Allerta dell’Efsa sui casi record tra gli uccelli selvatici. Gli allevatori rassicurano: focolai contenuti e nessun rischio per i consumatori.

L’autunno 2025 ha segnato un nuovo picco per l’influenza aviaria ad alta patogenicità (HPAI) in Europa. Secondo l’ultimo rapporto dell’Efsa, tra il 6 settembre e il 14 novembre sono stati rilevati 1.443 casi tra gli uccelli selvatici, quadruplicando il numero registrato nello stesso periodo del 2024. È il dato più elevato almeno dal 2016 per quelle settimane.
Il virus HPAI A(H5N1), in particolare nella nuova variante EA-2024-DI.2.1, ha colpito soprattutto specie acquatiche – anatre, cigni, oche – e numerose gru comuni lungo le rotte migratorie che attraversano l’Europa da nord-est a sud-ovest. L’elevata circolazione virale e la contaminazione ambientale spingono l’Efsa a chiedere misure urgenti di biosicurezza e rilevamento precoce, per evitare il passaggio del virus dagli uccelli selvatici a quelli da allevamento.
Italia vigile, contagi sotto controllo: solo 15 focolai negli allevamenti commerciali
In un contesto europeo segnato dall’emergenza, l’Italia si distingue per la gestione efficace dei focolai. Secondo Unaitalia, l’associazione di riferimento del comparto avicolo, i casi rilevati nel nostro Paese sono perfettamente in linea con la stagionalità del virus e sotto stretta sorveglianza: 15 focolai in allevamenti commerciali e 5 in quelli rurali, un dato pressoché identico a quello del 2024.
«La filiera agisce con tempestività e rigore, applicando stringenti protocolli di biosicurezza, controlli serrati sulla movimentazione e piani di contenimento rapidi», afferma l’associazione. A rendere possibile questo livello di risposta è anche il Piano strategico nazionale per l’influenza aviaria, sviluppato con il ministero della Salute e coordinato dall’Istituto Zooprofilattico delle Venezie. Il piano si fonda su prevenzione, sorveglianza attiva, mappatura del rischio e uso mirato della vaccinazione.

Consumo di carne e uova sicuro: «nessun rischio per la salute umana»
Nonostante la portata dei focolai tra gli uccelli selvatici, le autorità sanitarie italiane ed europee concordano: non esiste alcun pericolo per la popolazione legato al consumo di carne avicola o uova. «La trasmissione all’uomo è un evento estremamente raro e il consumo di prodotti avicoli non rappresenta alcuna minaccia», ribadisce Unaitalia, che invita a non cedere ad allarmismi infondati.

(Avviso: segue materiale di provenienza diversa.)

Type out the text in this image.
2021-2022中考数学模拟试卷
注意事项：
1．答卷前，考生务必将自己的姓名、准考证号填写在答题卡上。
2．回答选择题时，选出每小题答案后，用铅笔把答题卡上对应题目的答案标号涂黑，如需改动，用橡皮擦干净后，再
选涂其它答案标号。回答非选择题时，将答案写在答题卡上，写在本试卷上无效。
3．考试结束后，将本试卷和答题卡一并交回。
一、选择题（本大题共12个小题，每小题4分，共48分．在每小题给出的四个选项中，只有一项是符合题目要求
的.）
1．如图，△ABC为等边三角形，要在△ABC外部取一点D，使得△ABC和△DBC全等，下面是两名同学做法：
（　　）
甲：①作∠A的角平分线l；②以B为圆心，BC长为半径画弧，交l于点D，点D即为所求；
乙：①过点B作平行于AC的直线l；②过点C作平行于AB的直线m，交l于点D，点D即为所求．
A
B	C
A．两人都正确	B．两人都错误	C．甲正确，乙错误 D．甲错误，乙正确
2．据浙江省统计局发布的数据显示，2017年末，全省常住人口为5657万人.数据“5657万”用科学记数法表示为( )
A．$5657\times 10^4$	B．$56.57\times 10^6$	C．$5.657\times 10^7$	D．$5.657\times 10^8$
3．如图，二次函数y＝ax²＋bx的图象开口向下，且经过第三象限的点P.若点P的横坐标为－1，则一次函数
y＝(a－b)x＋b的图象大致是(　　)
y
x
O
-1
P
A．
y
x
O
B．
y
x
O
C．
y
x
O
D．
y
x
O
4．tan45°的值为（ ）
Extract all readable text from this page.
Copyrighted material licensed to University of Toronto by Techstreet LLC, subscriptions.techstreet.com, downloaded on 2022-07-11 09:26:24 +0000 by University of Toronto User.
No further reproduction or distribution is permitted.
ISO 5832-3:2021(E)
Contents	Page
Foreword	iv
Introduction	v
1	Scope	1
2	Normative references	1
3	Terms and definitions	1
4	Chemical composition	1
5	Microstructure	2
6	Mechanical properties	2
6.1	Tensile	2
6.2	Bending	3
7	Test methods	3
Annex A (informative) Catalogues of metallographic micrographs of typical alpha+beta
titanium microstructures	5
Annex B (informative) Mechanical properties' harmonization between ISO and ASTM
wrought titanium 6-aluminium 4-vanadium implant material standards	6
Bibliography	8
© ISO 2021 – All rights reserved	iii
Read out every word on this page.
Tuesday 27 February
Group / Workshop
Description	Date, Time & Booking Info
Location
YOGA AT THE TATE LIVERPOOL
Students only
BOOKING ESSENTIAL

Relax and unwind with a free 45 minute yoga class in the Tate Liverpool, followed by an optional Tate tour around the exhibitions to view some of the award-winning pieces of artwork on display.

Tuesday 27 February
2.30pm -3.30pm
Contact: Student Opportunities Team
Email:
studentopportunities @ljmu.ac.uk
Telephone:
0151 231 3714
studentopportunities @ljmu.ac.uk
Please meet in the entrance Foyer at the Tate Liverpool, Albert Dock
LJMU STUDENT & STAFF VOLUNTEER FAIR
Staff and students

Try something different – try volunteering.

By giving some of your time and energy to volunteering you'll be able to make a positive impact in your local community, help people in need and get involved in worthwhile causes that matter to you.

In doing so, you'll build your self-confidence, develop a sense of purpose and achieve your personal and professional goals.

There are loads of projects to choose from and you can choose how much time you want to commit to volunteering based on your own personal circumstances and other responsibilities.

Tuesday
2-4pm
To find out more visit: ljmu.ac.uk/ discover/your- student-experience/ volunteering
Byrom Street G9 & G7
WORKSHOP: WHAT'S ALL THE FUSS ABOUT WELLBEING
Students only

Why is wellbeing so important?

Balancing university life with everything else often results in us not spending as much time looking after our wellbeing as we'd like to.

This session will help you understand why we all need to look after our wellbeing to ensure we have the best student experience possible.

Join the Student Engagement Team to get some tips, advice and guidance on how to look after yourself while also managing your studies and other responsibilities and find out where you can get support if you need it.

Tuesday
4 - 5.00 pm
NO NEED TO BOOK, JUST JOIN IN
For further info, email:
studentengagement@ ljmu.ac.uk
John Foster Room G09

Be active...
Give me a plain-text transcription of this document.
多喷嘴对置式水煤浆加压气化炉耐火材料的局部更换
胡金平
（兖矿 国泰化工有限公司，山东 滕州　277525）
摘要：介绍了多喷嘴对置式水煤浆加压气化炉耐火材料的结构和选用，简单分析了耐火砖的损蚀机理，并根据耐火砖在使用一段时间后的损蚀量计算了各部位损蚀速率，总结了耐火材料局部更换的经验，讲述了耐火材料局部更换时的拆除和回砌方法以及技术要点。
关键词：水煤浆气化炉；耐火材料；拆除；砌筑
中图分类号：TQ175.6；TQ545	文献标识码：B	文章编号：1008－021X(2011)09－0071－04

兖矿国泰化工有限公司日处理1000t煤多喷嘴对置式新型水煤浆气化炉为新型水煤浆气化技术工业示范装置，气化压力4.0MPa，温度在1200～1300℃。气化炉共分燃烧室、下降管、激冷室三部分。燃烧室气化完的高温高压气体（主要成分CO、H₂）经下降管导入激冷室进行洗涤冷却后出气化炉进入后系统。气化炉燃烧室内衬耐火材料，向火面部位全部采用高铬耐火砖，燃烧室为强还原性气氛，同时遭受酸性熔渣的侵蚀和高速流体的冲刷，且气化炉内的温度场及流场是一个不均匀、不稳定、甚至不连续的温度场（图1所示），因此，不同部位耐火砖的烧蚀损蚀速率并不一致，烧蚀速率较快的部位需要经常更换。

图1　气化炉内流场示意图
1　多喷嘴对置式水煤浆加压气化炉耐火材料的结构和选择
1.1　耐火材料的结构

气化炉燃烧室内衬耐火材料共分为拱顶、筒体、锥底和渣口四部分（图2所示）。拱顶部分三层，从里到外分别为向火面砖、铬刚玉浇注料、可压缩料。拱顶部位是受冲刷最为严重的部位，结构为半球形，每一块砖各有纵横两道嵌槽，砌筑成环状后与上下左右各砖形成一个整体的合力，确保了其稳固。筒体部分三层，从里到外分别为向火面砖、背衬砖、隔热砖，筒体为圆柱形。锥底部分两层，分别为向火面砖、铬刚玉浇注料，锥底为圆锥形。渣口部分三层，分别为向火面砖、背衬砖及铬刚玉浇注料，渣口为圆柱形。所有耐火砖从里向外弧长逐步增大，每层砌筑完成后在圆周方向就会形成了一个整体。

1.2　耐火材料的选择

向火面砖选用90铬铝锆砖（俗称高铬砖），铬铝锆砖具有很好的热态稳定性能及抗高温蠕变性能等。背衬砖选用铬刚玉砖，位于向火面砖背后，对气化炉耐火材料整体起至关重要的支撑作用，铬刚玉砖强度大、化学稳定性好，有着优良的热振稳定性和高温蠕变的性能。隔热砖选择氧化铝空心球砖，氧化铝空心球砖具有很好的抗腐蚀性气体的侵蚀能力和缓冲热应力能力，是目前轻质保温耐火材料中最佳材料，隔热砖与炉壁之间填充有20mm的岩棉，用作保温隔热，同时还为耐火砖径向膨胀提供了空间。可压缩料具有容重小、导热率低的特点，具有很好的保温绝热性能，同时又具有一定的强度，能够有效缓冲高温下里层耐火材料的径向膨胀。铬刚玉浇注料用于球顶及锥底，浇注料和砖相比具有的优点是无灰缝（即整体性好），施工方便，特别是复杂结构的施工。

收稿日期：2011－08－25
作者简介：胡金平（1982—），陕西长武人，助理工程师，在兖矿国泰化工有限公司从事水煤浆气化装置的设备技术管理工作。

Anche l’Efsa conferma che il rischio di contagio per l’essere umano in Europa è classificato come basso. Persino il recente decesso registrato negli Stati Uniti – primo caso umano di H5N5 – non modifica questa valutazione. Le infezioni umane da virus aviari sono casi isolati e perlopiù collegati a contatti diretti e prolungati con animali infetti, una condizione che non riguarda la popolazione generale né il consumo di alimenti.
Biosicurezza e prevenzione: le contromisure che funzionano
In risposta all’incremento dei casi, le istituzioni raccomandano di intensificare le misure di prevenzione. L’Efsa sottolinea l’urgenza di implementare sistemi di biosicurezza efficaci, capaci di bloccare sul nascere l’introduzione del virus negli allevamenti. Fondamentali anche il monitoraggio continuo degli animali domestici, la gestione del territorio sulla base delle zone a rischio e la rimozione tempestiva delle carcasse di uccelli selvatici, per ridurre la possibilità di trasmissione ad altri volatili o a mammiferi.
L’approccio italiano, basato sulla sinergia pubblico-privato, rappresenta un esempio virtuoso in Europa. Il settore avicolo, sostenuto da normative rigorose e da un’attività di sorveglianza costante, dimostra che la prevenzione funziona quando è integrata, tempestiva e capillare. In un contesto delicato come quello attuale, questa prontezza è l’arma più efficace per proteggere sia la salute animale che quella pubblica.